Lavoura Arcaica,
de Luiz Fernando Carvalho

Lavoura Arcaica, Brasil, 2001


Virtuosismo fotográfico sob a tutela de um diretor perdido em si mesmo. A berraria verborrágica do personagem André (Selton Mello) parece só reforçar a esquizofrenia barroca que faz do filme um apinhado de belas imagens entulhadas. Todo o filme é um exercício do Over, dos excessos: Selton Mello parece voltar a seu arquétipo do maluco introspectivo que já encarnou em novelas globais; Walter Carvalho mostra uma técnica invejável na manipulação da luz mas não aponta para nada além de uma beleza pura. O caráter opressivo da narrativa é colocado no mesmo tom quase autista de André e parece estar sempre se esforçando ao máximo para ser ainda mais belo, mais autoral a cada plano. Liberto das limitações da televisão, Carvalho parece ter dirigido o filme de um moleque desejoso e sem propósito (ou cujo excesso de propósitos tenham-no deixado sem rumo). A grandiloqüência das imagens só reflete insegurança: o filme parece estar tentando o tempo todo provar a si mesmo (e ao público) se tratar de uma "obra de arte".

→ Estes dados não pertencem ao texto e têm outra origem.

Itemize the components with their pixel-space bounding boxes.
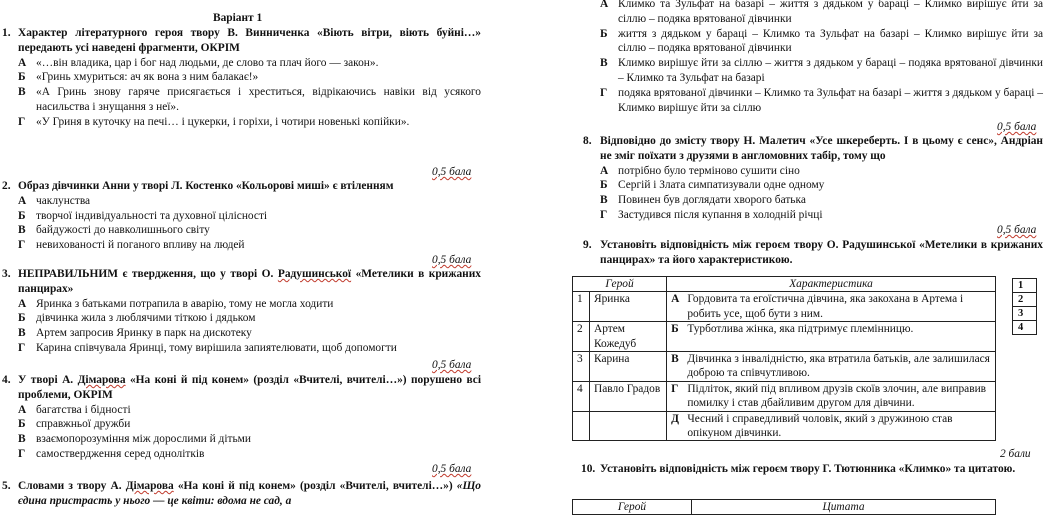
variant-title: Варіант 1 — [213, 12, 263, 24]
question-3 — [2, 267, 481, 356]
table-row: 2 Артем Кожедуб Б Турботлива жінка, яка підтримує племінницю. — [573, 322, 996, 352]
option-d[interactable]: Г самоствердження серед однолітків — [18, 447, 205, 460]
question-number: 9. — [583, 239, 592, 251]
answer-cell-4[interactable]: 4 — [1013, 321, 1037, 335]
q9-answer-grid — [1012, 278, 1037, 335]
option-c[interactable]: В Повинен був доглядати хворого батька — [600, 194, 806, 207]
score-q1: 0,5 бала — [432, 166, 472, 178]
score-q3: 0,5 бала — [432, 359, 472, 371]
score-q7: 0,5 бала — [997, 121, 1037, 133]
question-7-options — [600, 0, 1043, 115]
score-q8: 0,5 бала — [997, 224, 1037, 236]
score-q2: 0,5 бала — [432, 254, 472, 266]
question-1 — [2, 26, 481, 130]
question-number: 4. — [2, 374, 11, 386]
header-quote: Цитата — [692, 500, 996, 515]
question-number: 3. — [2, 268, 11, 280]
header-hero: Герой — [573, 500, 692, 515]
question-number: 1. — [2, 27, 11, 39]
header-characteristic: Характеристика — [667, 277, 996, 292]
question-number: 8. — [583, 135, 592, 147]
table-row: 4 Павло Градов Г Підліток, який під впливом друзів скоїв злочин, але виправив помилку і став дбайливим другом для дівчини. — [573, 381, 996, 411]
score-q4: 0,5 бала — [432, 463, 472, 475]
answer-cell-2[interactable]: 2 — [1013, 293, 1037, 307]
option-b[interactable]: Б життя з дядьком у бараці – Климко та Зульфат на базарі – Климко вирішує йти за сіллю – подяка врятованої дівчинки — [600, 27, 1043, 55]
answer-cell-1[interactable]: 1 — [1013, 279, 1037, 293]
question-number: 10. — [581, 463, 596, 475]
option-a[interactable]: А чаклунства — [18, 194, 91, 207]
question-5 — [2, 479, 481, 509]
option-d[interactable]: Г Застудився після купання в холодній річці — [600, 208, 823, 221]
table-row: 1 Яринка А Гордовита та егоїстична дівчина, яка закохана в Артема і робить усе, щоб бути з ним. — [573, 292, 996, 322]
option-a[interactable]: А потрібно було терміново сушити сіно — [600, 164, 800, 177]
question-number: 5. — [2, 480, 11, 492]
option-a[interactable]: А Яринка з батьками потрапила в аварію, тому не могла ходити — [18, 297, 334, 310]
option-d[interactable]: Г «У Гриня в куточку на печі… і цукерки, і горіхи, і чотири новенькі копійки». — [18, 115, 410, 128]
table-row: Д Чесний і справедливий чоловік, який з дружиною став опікуном дівчинки. — [573, 411, 996, 441]
option-a[interactable]: А «…він владика, цар і бог над людьми, де слово та плач його — закон». — [18, 56, 379, 69]
score-q9: 2 бали — [1000, 448, 1031, 460]
question-text: Характер літературного героя твору В. Винниченка «Віють вітри, віють буйні…» передають усі наведені фрагменти, ОКРІМ — [18, 27, 481, 54]
question-number: 2. — [2, 180, 11, 192]
option-b[interactable]: Б творчої індивідуальності та духовної цілісності — [18, 209, 268, 222]
option-a[interactable]: А багатства і бідності — [18, 403, 131, 416]
question-text: Словами з твору А. Дімарова «На коні й під конем» (розділ «Вчителі, вчителі…») «Що єдина пристрасть у нього — це квіти: вдома не сад, а — [18, 480, 481, 507]
question-text: Відповідно до змісту твору Н. Малетич «Усе шкереберть. І в цьому є сенс», Андріан не зміг поїхати з друзями в англомовних табір, тому що — [600, 135, 1043, 162]
question-text: Установіть відповідність між героєм твору Г. Тютюнника «Климко» та цитатою. — [600, 463, 1016, 475]
question-10 — [581, 462, 1043, 477]
option-d[interactable]: Г невихованості й поганого впливу на людей — [18, 239, 245, 252]
option-c[interactable]: В Климко вирішує йти за сіллю – життя з дядьком у бараці – подяка врятованої дівчинки – Климко та Зульфат на базарі — [600, 57, 1043, 84]
option-b[interactable]: Б «Гринь хмуриться: ач як вона з ним балакає!» — [18, 71, 259, 84]
option-c[interactable]: В взаємопорозуміння між дорослими й дітьми — [18, 433, 251, 446]
question-2 — [2, 179, 481, 253]
question-text: Установіть відповідність між героєм твору О. Радушинської «Метелики в крижаних панцирах» та його характеристикою. — [600, 239, 1043, 266]
option-d[interactable]: Г подяка врятованої дівчинки – Климко та Зульфат на базарі – життя з дядьком у бараці – Климко вирішує йти за сіллю — [600, 86, 1043, 114]
q9-match-table — [572, 276, 996, 441]
question-text: НЕПРАВИЛЬНИМ є твердження, що у творі О. Радушинської «Метелики в крижаних панцирах» — [18, 268, 481, 295]
option-b[interactable]: Б Сергій і Злата симпатизували одне одному — [600, 179, 825, 192]
question-text: У творі А. Дімарова «На коні й під конем» (розділ «Вчителі, вчителі…») порушено всі проблеми, ОКРІМ — [18, 374, 481, 401]
question-9 — [583, 238, 1043, 268]
option-c[interactable]: В байдужості до навколишнього світу — [18, 224, 210, 237]
question-4 — [2, 373, 481, 462]
option-c[interactable]: В Артем запросив Яринку в парк на дискотеку — [18, 327, 252, 340]
table-row: 3 Карина В Дівчинка з інвалідністю, яка втратила батьків, але залишилася доброю та співчутливою. — [573, 352, 996, 382]
question-8 — [583, 134, 1043, 223]
option-d[interactable]: Г Карина співчувала Яринці, тому вирішила запиятелювати, щоб допомогти — [18, 341, 397, 354]
q10-match-table — [572, 499, 996, 515]
answer-cell-3[interactable]: 3 — [1013, 307, 1037, 321]
option-a[interactable]: А Климко та Зульфат на базарі – життя з дядьком у бараці – Климко вирішує йти за сіллю – подяка врятованої дівчинки — [600, 0, 1043, 25]
option-b[interactable]: Б дівчинка жила з люблячими тіткою і дядьком — [18, 312, 256, 325]
option-b[interactable]: Б справжньої дружби — [18, 418, 131, 431]
header-hero: Герой — [573, 277, 667, 292]
question-text: Образ дівчинки Анни у творі Л. Костенко «Кольорові миші» є втіленням — [18, 180, 394, 192]
option-c[interactable]: В «А Гринь знову гаряче присягається і хреститься, відрікаючись навіки від усякого насильства і знущання з неї». — [18, 86, 481, 113]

Esse conceito de "cinema de arte" parece perpassar as intenções do diretor: na televisão e nos jornais, Carvalho cansou de repetir que se tratava de um filme feito "da forma como ele queria". Esse desejo autoral parece estar associado à "arte", e "arte" parece estar associada a imagens difíceis e a virtuosismo. Fugir do óbvio imagético como foge Carvalho não o leva a lugar algum além de um filme fechado, lacrado na intenção de ser diferente. A diferença do indivíduo diante da família e dos grandes meios de produção de imagens (Rede Globo) parece ser o fio central que liga obra e autor: a libertação individualista e descrente de diálogo proposta por André, parece ser a voz de Carvalho que grita: "eu sou capaz de ser meu próprio profeta!"

Esse desejo de se destacar na multidão, de ser mais do que o meio em que se vive, é o discurso do filme. O problema é que essa questão, proposta pelo personagem de André, parece ser comprada por Carvalho, fazendo da forma do filme, um espaço dessa libertação atabalhoada e egoísta.

Carvalho e André levam duas horas de projeção nessa pomposa tentativa de sobrepor seu ponto de vista sobre os olhos do espectador: cada imagem é posta de tal maneira, e ditada em off de tal forma, que apenas a leitura poética ("artística") se torna possível. Os silêncios do filme não funcionam como amplidões dos sentidos, mas apenas como a reiteração do discurso do autor-Carvalho: cada centímetro do filme é colado num discurso unívoco e pesado. Os offs (mais uma vez) são ferramentas covardes para se indicar Onde, Quando e Qual é a emoção prevista para cada imagem.

Apenas na meia-hora final de projeção, temos possibilidade de ver sem rodeios a interpretação de Raul Cortez e de um Selton Mello mais contido. Na cena da conversa pai e filho (e nas outras que se seguem após a volta do filho para casa), Carvalho abaixa o tom do filme, se acalma e consegue criar imagens que, ao invés de gritar beleza aos olhos do espectador, criam uma atmosfera tão suave quanto poderosa. Raul Cortez está perfeito nos últimos minutos de filme: a entonação de suas frases mostra uma firmeza que o resto do filme não consegue ter.

Lavoura Arcaica impressiona por suas pretensões e decepciona pelo que apresenta. Seu desfecho trágico não foge muito do discurso da "família opressora se desmantela diante de rapazote rebelde", mas consegue ser rica por ser incompleta: a narrativa não termina ali, se projeta. Seja no irmão caçula que agora também sonha em fugir, seja na morte não vista de Ana... O filme promete um passo adiante que não vemos diante de nós. Um pouco como Carvalho que, apesar de ter pesado a mão ao longo do filme, deu mostras de ser um diretor habilidoso e capaz de, baixando um pouco a crista, brindar (com ricas imagens, questões e estórias) esse hoje tão apático cinema brasileiro.